In recent weeks, a shift toward more “hawkish” statements by Poloz and the bank’s senior deputy governor, Carolyn Wilkins, suggested the bank was moving closer to its first rate increase in nearly seven years. Poloz stated earlier this month that his 2015 rate cuts had done their jobs.
Still, a softer-than-expected inflation report last Friday led some analysts to believe the bank might wait until the fall or later before introducing a rate increase. Inflation was once again below the bank’s target of two per cent.
But economists interpreted the fresh remarks Wednesday as signals the bank has not backed away from its view, even after the inflation numbers came out. Many believe it may be preparing to raise the benchmark as early as its July 12 announcement.
“They’ve made it clear that they’re ready to move,” said BMO’s Benjamin Reitzes, who added that before Poloz’s latest comments his bank was predicting an autumn rate hike.
“We’re now calling for a rate increase in July.”
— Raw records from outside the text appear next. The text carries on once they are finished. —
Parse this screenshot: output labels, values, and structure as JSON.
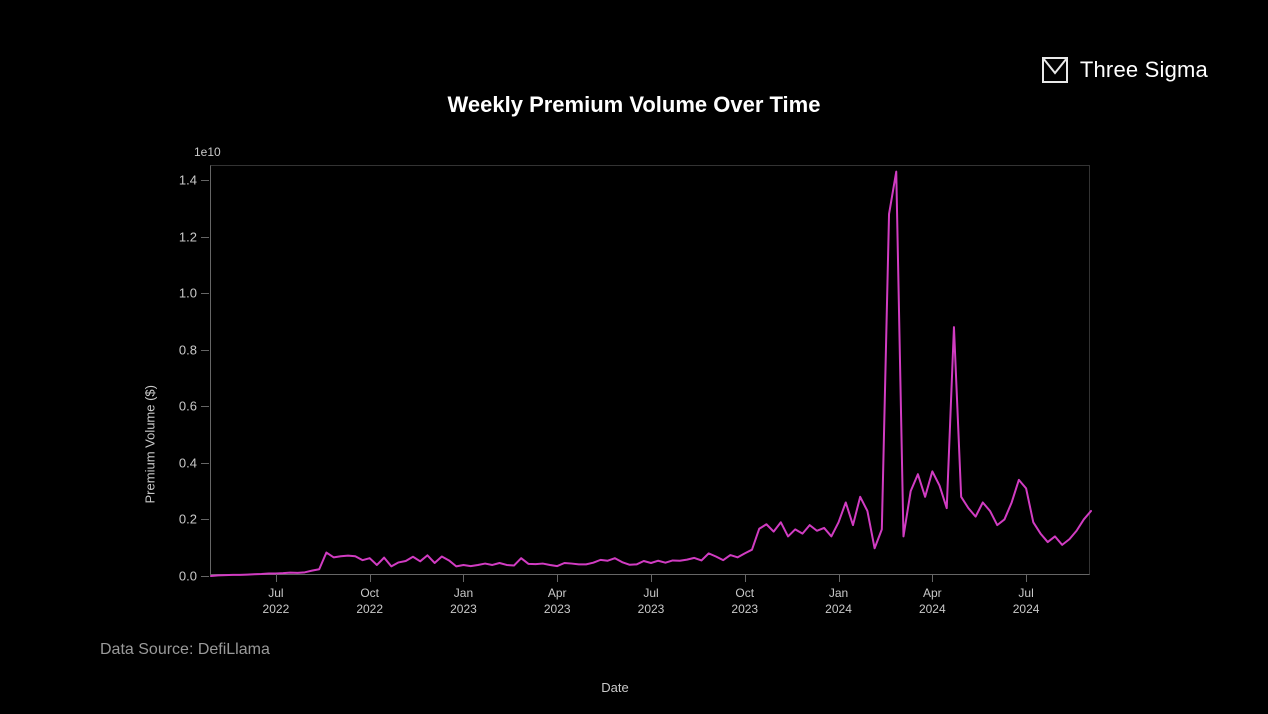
{
  "brand": {
    "name": "Three Sigma",
    "logo_stroke": "#e8e8e8"
  },
  "chart": {
    "type": "line",
    "title": "Weekly Premium Volume Over Time",
    "title_fontsize": 22,
    "title_color": "#ffffff",
    "background_color": "#000000",
    "plot_border_color": "#666666",
    "plot_border_light": "#333333",
    "ylabel": "Premium Volume ($)",
    "xlabel": "Date",
    "label_fontsize": 13,
    "label_color": "#c9c9c9",
    "tick_fontsize": 13,
    "tick_color": "#c9c9c9",
    "exponent_note": "1e10",
    "line_color": "#d13cc2",
    "line_width": 2,
    "y": {
      "min": 0.0,
      "max": 1.45,
      "ticks": [
        0.0,
        0.2,
        0.4,
        0.6,
        0.8,
        1.0,
        1.2,
        1.4
      ],
      "tick_labels": [
        "0.0",
        "0.2",
        "0.4",
        "0.6",
        "0.8",
        "1.0",
        "1.2",
        "1.4"
      ]
    },
    "x": {
      "min": 0,
      "max": 122,
      "ticks": [
        9,
        22,
        35,
        48,
        61,
        74,
        87,
        100,
        113
      ],
      "tick_labels": [
        "Jul\n2022",
        "Oct\n2022",
        "Jan\n2023",
        "Apr\n2023",
        "Jul\n2023",
        "Oct\n2023",
        "Jan\n2024",
        "Apr\n2024",
        "Jul\n2024"
      ]
    },
    "series": [
      0.0,
      0.002,
      0.003,
      0.004,
      0.004,
      0.005,
      0.006,
      0.007,
      0.009,
      0.009,
      0.01,
      0.012,
      0.011,
      0.013,
      0.019,
      0.024,
      0.083,
      0.066,
      0.07,
      0.072,
      0.07,
      0.056,
      0.063,
      0.039,
      0.065,
      0.034,
      0.048,
      0.053,
      0.068,
      0.052,
      0.073,
      0.046,
      0.069,
      0.055,
      0.034,
      0.039,
      0.035,
      0.039,
      0.044,
      0.039,
      0.046,
      0.039,
      0.037,
      0.063,
      0.043,
      0.042,
      0.044,
      0.039,
      0.035,
      0.046,
      0.044,
      0.041,
      0.041,
      0.047,
      0.057,
      0.054,
      0.063,
      0.049,
      0.04,
      0.041,
      0.053,
      0.046,
      0.054,
      0.047,
      0.055,
      0.054,
      0.058,
      0.064,
      0.055,
      0.08,
      0.069,
      0.056,
      0.074,
      0.066,
      0.08,
      0.093,
      0.167,
      0.183,
      0.157,
      0.19,
      0.14,
      0.165,
      0.15,
      0.18,
      0.16,
      0.17,
      0.14,
      0.19,
      0.26,
      0.18,
      0.28,
      0.23,
      0.098,
      0.165,
      1.28,
      1.43,
      0.14,
      0.3,
      0.36,
      0.28,
      0.37,
      0.32,
      0.24,
      0.88,
      0.28,
      0.24,
      0.21,
      0.26,
      0.23,
      0.18,
      0.2,
      0.26,
      0.34,
      0.31,
      0.19,
      0.15,
      0.12,
      0.14,
      0.11,
      0.13,
      0.16,
      0.2,
      0.23
    ]
  },
  "source_label": "Data Source: DefiLlama",
  "source_color": "#9a9a9a",
  "source_fontsize": 16
}
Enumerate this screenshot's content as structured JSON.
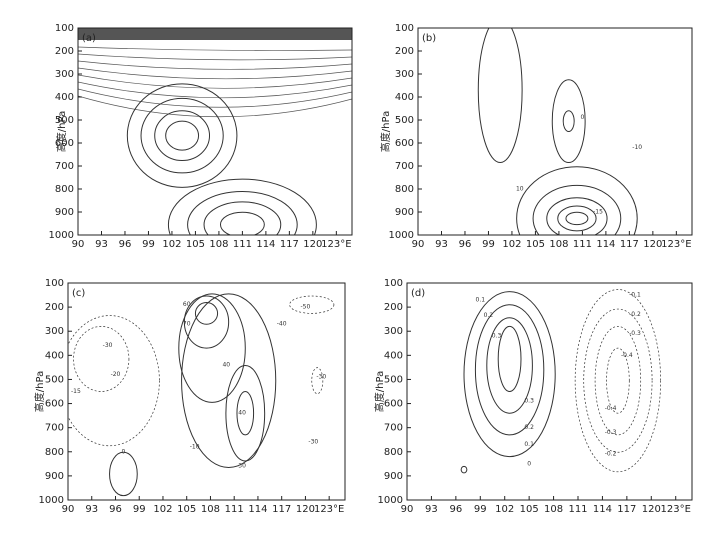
{
  "chart_data": [
    {
      "type": "contour",
      "panel_label": "(a)",
      "ylabel": "高度/hPa",
      "xlim": [
        90,
        125
      ],
      "ylim": [
        1000,
        100
      ],
      "xticks": [
        90,
        93,
        96,
        99,
        102,
        105,
        108,
        111,
        114,
        117,
        120,
        {
          "value": 123,
          "label": "123°E"
        }
      ],
      "yticks": [
        1000,
        900,
        800,
        700,
        600,
        500,
        400,
        300,
        200,
        100
      ],
      "contour_labels": []
    },
    {
      "type": "contour",
      "panel_label": "(b)",
      "ylabel": "高度/hPa",
      "xlim": [
        90,
        125
      ],
      "ylim": [
        1000,
        100
      ],
      "xticks": [
        90,
        93,
        96,
        99,
        102,
        105,
        108,
        111,
        114,
        117,
        120,
        {
          "value": 123,
          "label": "123°E"
        }
      ],
      "yticks": [
        1000,
        900,
        800,
        700,
        600,
        500,
        400,
        300,
        200,
        100
      ],
      "contour_labels": [
        {
          "text": "0",
          "x": 111,
          "y": 490
        },
        {
          "text": "-10",
          "x": 118,
          "y": 620
        },
        {
          "text": "-15",
          "x": 113,
          "y": 900
        },
        {
          "text": "10",
          "x": 103,
          "y": 800
        }
      ]
    },
    {
      "type": "contour",
      "panel_label": "(c)",
      "ylabel": "高度/hPa",
      "xlim": [
        90,
        125
      ],
      "ylim": [
        1000,
        100
      ],
      "xticks": [
        90,
        93,
        96,
        99,
        102,
        105,
        108,
        111,
        114,
        117,
        120,
        {
          "value": 123,
          "label": "123°E"
        }
      ],
      "yticks": [
        1000,
        900,
        800,
        700,
        600,
        500,
        400,
        300,
        200,
        100
      ],
      "contour_labels": [
        {
          "text": "-30",
          "x": 95,
          "y": 360
        },
        {
          "text": "-20",
          "x": 96,
          "y": 480
        },
        {
          "text": "-15",
          "x": 91,
          "y": 550
        },
        {
          "text": "0",
          "x": 97,
          "y": 800
        },
        {
          "text": "-10",
          "x": 106,
          "y": 780
        },
        {
          "text": "60",
          "x": 105,
          "y": 190
        },
        {
          "text": "70",
          "x": 105,
          "y": 270
        },
        {
          "text": "40",
          "x": 110,
          "y": 440
        },
        {
          "text": "40",
          "x": 112,
          "y": 640
        },
        {
          "text": "30",
          "x": 112,
          "y": 860
        },
        {
          "text": "-40",
          "x": 117,
          "y": 270
        },
        {
          "text": "-50",
          "x": 120,
          "y": 200
        },
        {
          "text": "-30",
          "x": 122,
          "y": 490
        },
        {
          "text": "-30",
          "x": 121,
          "y": 760
        }
      ]
    },
    {
      "type": "contour",
      "panel_label": "(d)",
      "ylabel": "高度/hPa",
      "xlim": [
        90,
        125
      ],
      "ylim": [
        1000,
        100
      ],
      "xticks": [
        90,
        93,
        96,
        99,
        102,
        105,
        108,
        111,
        114,
        117,
        120,
        {
          "value": 123,
          "label": "123°E"
        }
      ],
      "yticks": [
        1000,
        900,
        800,
        700,
        600,
        500,
        400,
        300,
        200,
        100
      ],
      "contour_labels": [
        {
          "text": "0.1",
          "x": 99,
          "y": 170
        },
        {
          "text": "0.2",
          "x": 100,
          "y": 235
        },
        {
          "text": "0.3",
          "x": 101,
          "y": 320
        },
        {
          "text": "0.3",
          "x": 105,
          "y": 590
        },
        {
          "text": "0.2",
          "x": 105,
          "y": 700
        },
        {
          "text": "0.1",
          "x": 105,
          "y": 770
        },
        {
          "text": "0",
          "x": 105,
          "y": 850
        },
        {
          "text": "-0.1",
          "x": 118,
          "y": 150
        },
        {
          "text": "-0.2",
          "x": 118,
          "y": 230
        },
        {
          "text": "-0.3",
          "x": 118,
          "y": 310
        },
        {
          "text": "-0.4",
          "x": 117,
          "y": 400
        },
        {
          "text": "-0.4",
          "x": 115,
          "y": 620
        },
        {
          "text": "-0.3",
          "x": 115,
          "y": 720
        },
        {
          "text": "-0.2",
          "x": 115,
          "y": 810
        }
      ]
    }
  ]
}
Reitzes said Poloz’s comments indicate the governor is “comfortable” with oil in its current range of USD$40 to USD$50 per barrel.
Desjardins senior economist Jimmy Jean wrote: “This does not sound like a central banker who was profoundly shaken by the weaker-than-expected (consumer price index) numbers of last Friday.”
On Friday, Statistics Canada will release a key batch of data for analysts to chew on: gross domestic product numbers for April.
The bank lowered its rate twice in 2015 to the very low level of 0.5 per cent to help offset the effects of the oil-price shock.
Poloz said the drop in oil prices set Canada’s economy back — causing the central bank to compensate by lowering interest rates — but that growth has rebounded with an “encouraging” pace in recent months.
While he said he expects growth to moderate to a more normal level, he predicted it would remain “above potential.”
Poloz, who participated in a panel with Bank of England governor Mark Carney, European Central Bank president Mario Draghi and Bank of Japan governor Haruhiko Kuroda, also said virtually every major area of the world seems to be gaining economic momentum — with the United States “way out in front.”